Reading is the foundational skill for success not only in work life, but also in personal life. When teaching someone to read, you’re giving them a skill that may help them one day to pick up a book about marriage, because theirs is in shambles. Or, there may be someone who picks up a book about autism, because they have suspicions that their child has characteristics of it. In work life, I would venture to say that the majority of careers that exist have a component where someone either has to read as a part of the profession or may choose to read to continue their knowledge on a subject, and thus excel past those who do not read. (And yes, research shows that the most successful people in our society read). The importance of reading is brought up because it is lacking in our society, even by some inside of education. Knowing the importance is the first step. Then, the next step is knowing that reading instruction is a challenge to take on. It is by far more than “sound the word out” and “tell me about the story.” It is a metacognitive process, which means we have to teach students to think about their thinking. (See Tanny McGregor’s Comprehension Connections book for more explanation).
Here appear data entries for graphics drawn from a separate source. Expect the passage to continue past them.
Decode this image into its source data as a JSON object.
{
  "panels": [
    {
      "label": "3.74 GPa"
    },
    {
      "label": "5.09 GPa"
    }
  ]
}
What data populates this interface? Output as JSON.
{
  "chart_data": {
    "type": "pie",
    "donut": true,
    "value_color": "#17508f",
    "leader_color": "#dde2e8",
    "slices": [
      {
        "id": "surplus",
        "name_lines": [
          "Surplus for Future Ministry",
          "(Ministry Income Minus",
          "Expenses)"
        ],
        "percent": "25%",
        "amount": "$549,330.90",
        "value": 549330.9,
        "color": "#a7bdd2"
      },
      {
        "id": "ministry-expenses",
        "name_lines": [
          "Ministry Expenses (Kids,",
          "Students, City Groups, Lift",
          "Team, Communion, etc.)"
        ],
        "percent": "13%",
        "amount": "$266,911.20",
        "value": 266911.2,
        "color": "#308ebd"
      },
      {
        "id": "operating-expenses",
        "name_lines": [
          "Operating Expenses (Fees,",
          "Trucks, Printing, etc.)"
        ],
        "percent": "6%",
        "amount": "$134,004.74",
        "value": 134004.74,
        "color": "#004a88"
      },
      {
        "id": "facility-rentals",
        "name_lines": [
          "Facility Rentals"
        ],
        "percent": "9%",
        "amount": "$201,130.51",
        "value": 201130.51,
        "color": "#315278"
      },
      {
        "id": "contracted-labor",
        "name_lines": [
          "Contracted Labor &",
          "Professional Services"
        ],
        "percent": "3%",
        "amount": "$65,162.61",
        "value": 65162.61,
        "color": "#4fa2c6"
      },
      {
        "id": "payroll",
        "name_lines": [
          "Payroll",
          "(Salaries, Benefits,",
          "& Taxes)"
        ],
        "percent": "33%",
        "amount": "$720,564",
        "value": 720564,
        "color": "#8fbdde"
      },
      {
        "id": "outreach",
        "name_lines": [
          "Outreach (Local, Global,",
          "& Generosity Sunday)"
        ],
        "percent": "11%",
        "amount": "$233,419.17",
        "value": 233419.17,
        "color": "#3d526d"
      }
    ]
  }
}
Other challenges in teaching this subject include the following: elementary teachers are responsible for teaching more than just reading, making it harder to be an expert in the area of reading, having enough experience to fully grasp what reading is, having a deep understanding of the five components of reading, knowing how to pinpoint where a struggling reader is “caught up” at, and having adequate professional development in the core area of reading.
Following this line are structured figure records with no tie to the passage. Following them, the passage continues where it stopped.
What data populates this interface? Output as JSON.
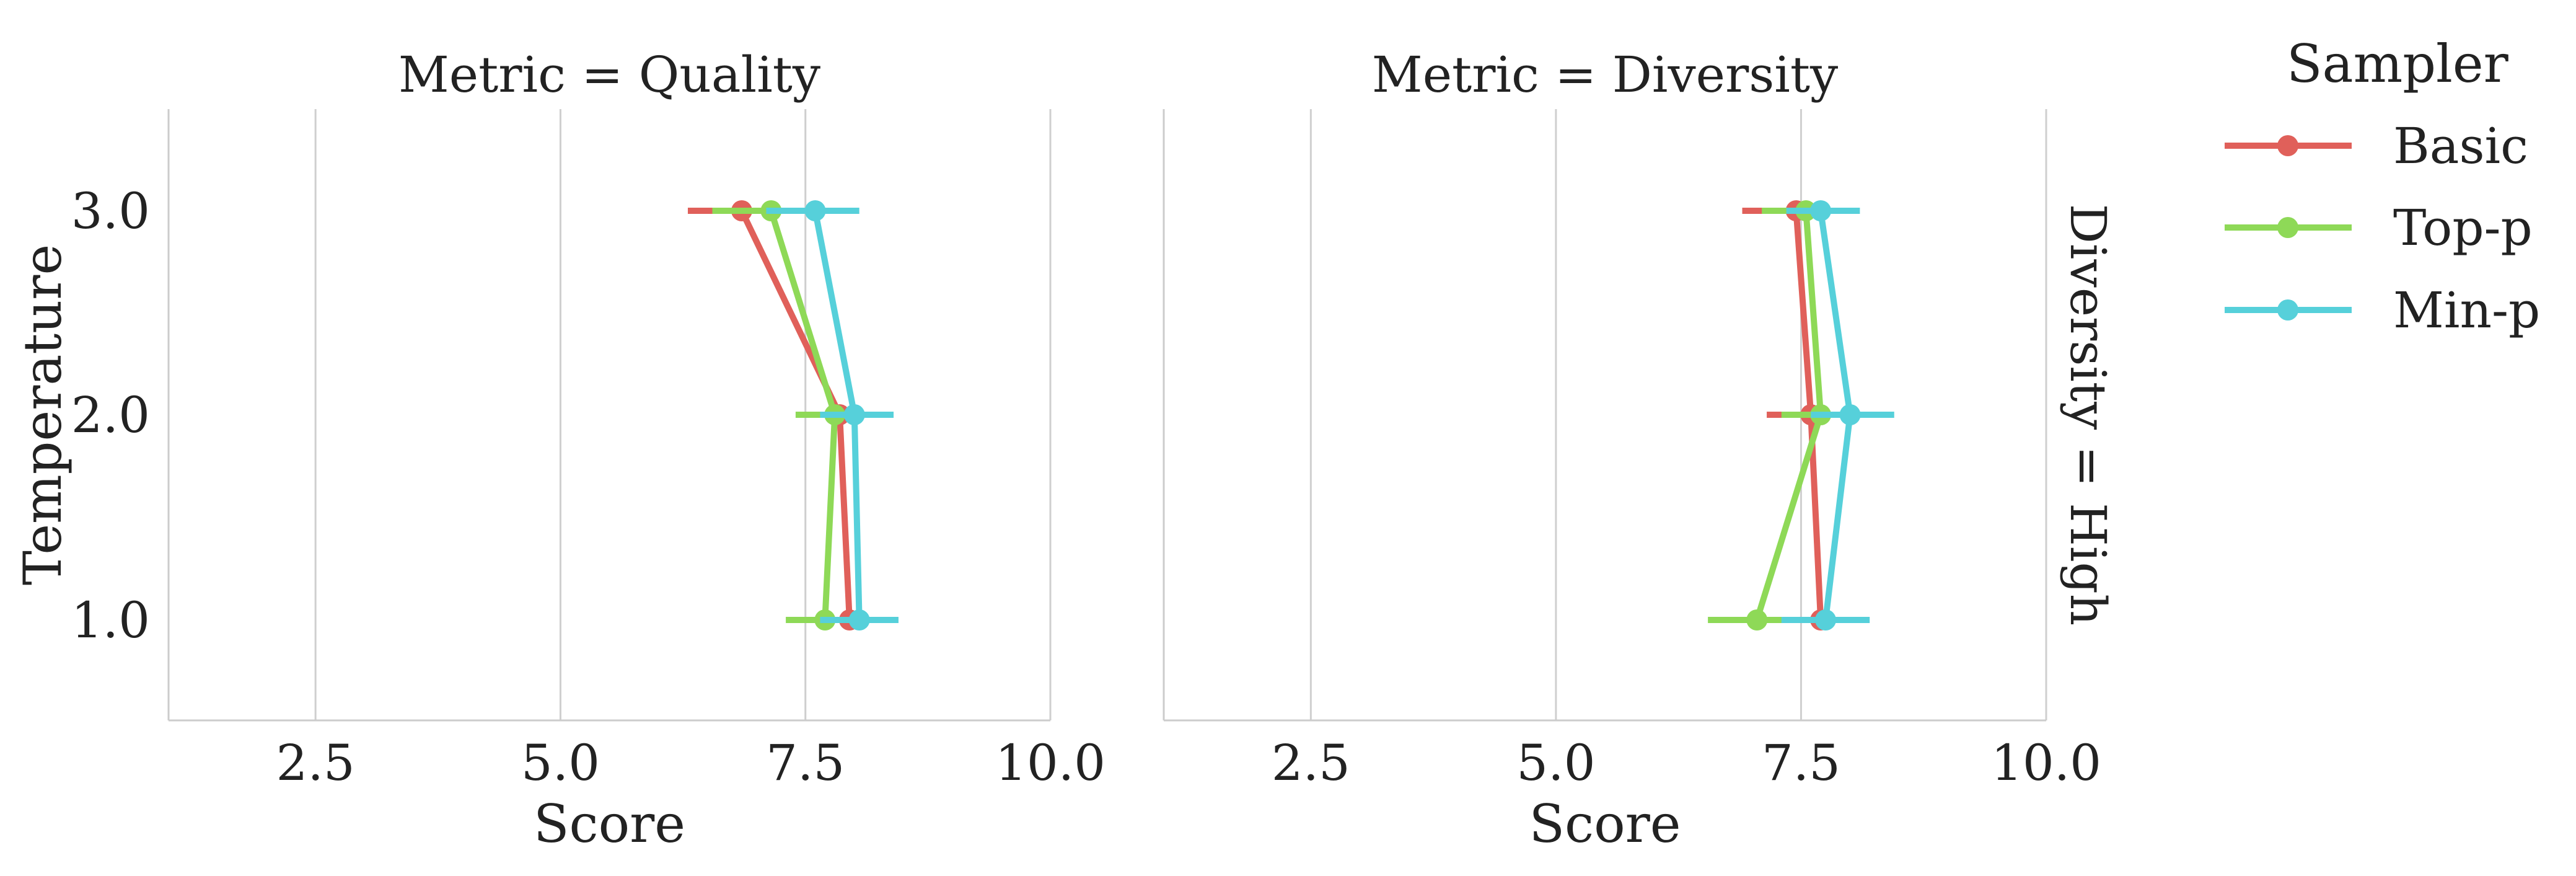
{
  "chart_data": {
    "type": "line",
    "facet_row_label": "Diversity = High",
    "ylabel": "Temperature",
    "y_ticks": [
      "3.0",
      "2.0",
      "1.0"
    ],
    "x_ticks": [
      "2.5",
      "5.0",
      "7.5",
      "10.0"
    ],
    "xlim": [
      1.0,
      10.0
    ],
    "legend": {
      "title": "Sampler",
      "placement": "right"
    },
    "series_styles": [
      {
        "name": "Basic",
        "color": "#e0605a"
      },
      {
        "name": "Top-p",
        "color": "#8ed957"
      },
      {
        "name": "Min-p",
        "color": "#56d0da"
      }
    ],
    "panels": [
      {
        "title": "Metric = Quality",
        "xlabel": "Score",
        "series": [
          {
            "name": "Basic",
            "points": [
              {
                "y": "3.0",
                "x": 6.85,
                "lo": 6.3,
                "hi": 7.4
              },
              {
                "y": "2.0",
                "x": 7.85,
                "lo": 7.6,
                "hi": 8.1
              },
              {
                "y": "1.0",
                "x": 7.95,
                "lo": 7.75,
                "hi": 8.15
              }
            ]
          },
          {
            "name": "Top-p",
            "points": [
              {
                "y": "3.0",
                "x": 7.15,
                "lo": 6.55,
                "hi": 7.65
              },
              {
                "y": "2.0",
                "x": 7.8,
                "lo": 7.4,
                "hi": 8.2
              },
              {
                "y": "1.0",
                "x": 7.7,
                "lo": 7.3,
                "hi": 8.1
              }
            ]
          },
          {
            "name": "Min-p",
            "points": [
              {
                "y": "3.0",
                "x": 7.6,
                "lo": 7.1,
                "hi": 8.05
              },
              {
                "y": "2.0",
                "x": 8.0,
                "lo": 7.65,
                "hi": 8.4
              },
              {
                "y": "1.0",
                "x": 8.05,
                "lo": 7.65,
                "hi": 8.45
              }
            ]
          }
        ]
      },
      {
        "title": "Metric = Diversity",
        "xlabel": "Score",
        "series": [
          {
            "name": "Basic",
            "points": [
              {
                "y": "3.0",
                "x": 7.45,
                "lo": 6.9,
                "hi": 7.95
              },
              {
                "y": "2.0",
                "x": 7.6,
                "lo": 7.15,
                "hi": 8.05
              },
              {
                "y": "1.0",
                "x": 7.7,
                "lo": 7.3,
                "hi": 8.05
              }
            ]
          },
          {
            "name": "Top-p",
            "points": [
              {
                "y": "3.0",
                "x": 7.55,
                "lo": 7.1,
                "hi": 7.95
              },
              {
                "y": "2.0",
                "x": 7.7,
                "lo": 7.3,
                "hi": 8.1
              },
              {
                "y": "1.0",
                "x": 7.05,
                "lo": 6.55,
                "hi": 7.55
              }
            ]
          },
          {
            "name": "Min-p",
            "points": [
              {
                "y": "3.0",
                "x": 7.7,
                "lo": 7.35,
                "hi": 8.1
              },
              {
                "y": "2.0",
                "x": 8.0,
                "lo": 7.6,
                "hi": 8.45
              },
              {
                "y": "1.0",
                "x": 7.75,
                "lo": 7.3,
                "hi": 8.2
              }
            ]
          }
        ]
      }
    ]
  }
}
With all that said, let us not get caught up in the challenge, but rather some solutions. How can we improve our knowledge of core reading instruction with limited time in our schedules? Here are some options one may consider: devote 15 minutes of reading per day to continue your knowledge on the topic, commit to listening to one reading podcasts a day from itunes (such as Choice Literacy, Voice of Literacy or Teacher Created Materials), go observe a teacher you know is strong in reading instruction, use your district instructional/literacy coach, make a commitment to collaborate with your team on reading instruction for 10-15 minutes each week, and listen to your students read as much as possible.
My Twitter profile says that I am a literacy advocate. I absolutely believe in the power books have in changing lives. But, I also know, teaching reading is complex and difficult to say the least. The good news is we can always continue to improve as teachers, if only a small commitment is made. So go forth, make that commitment. Your students deserve it!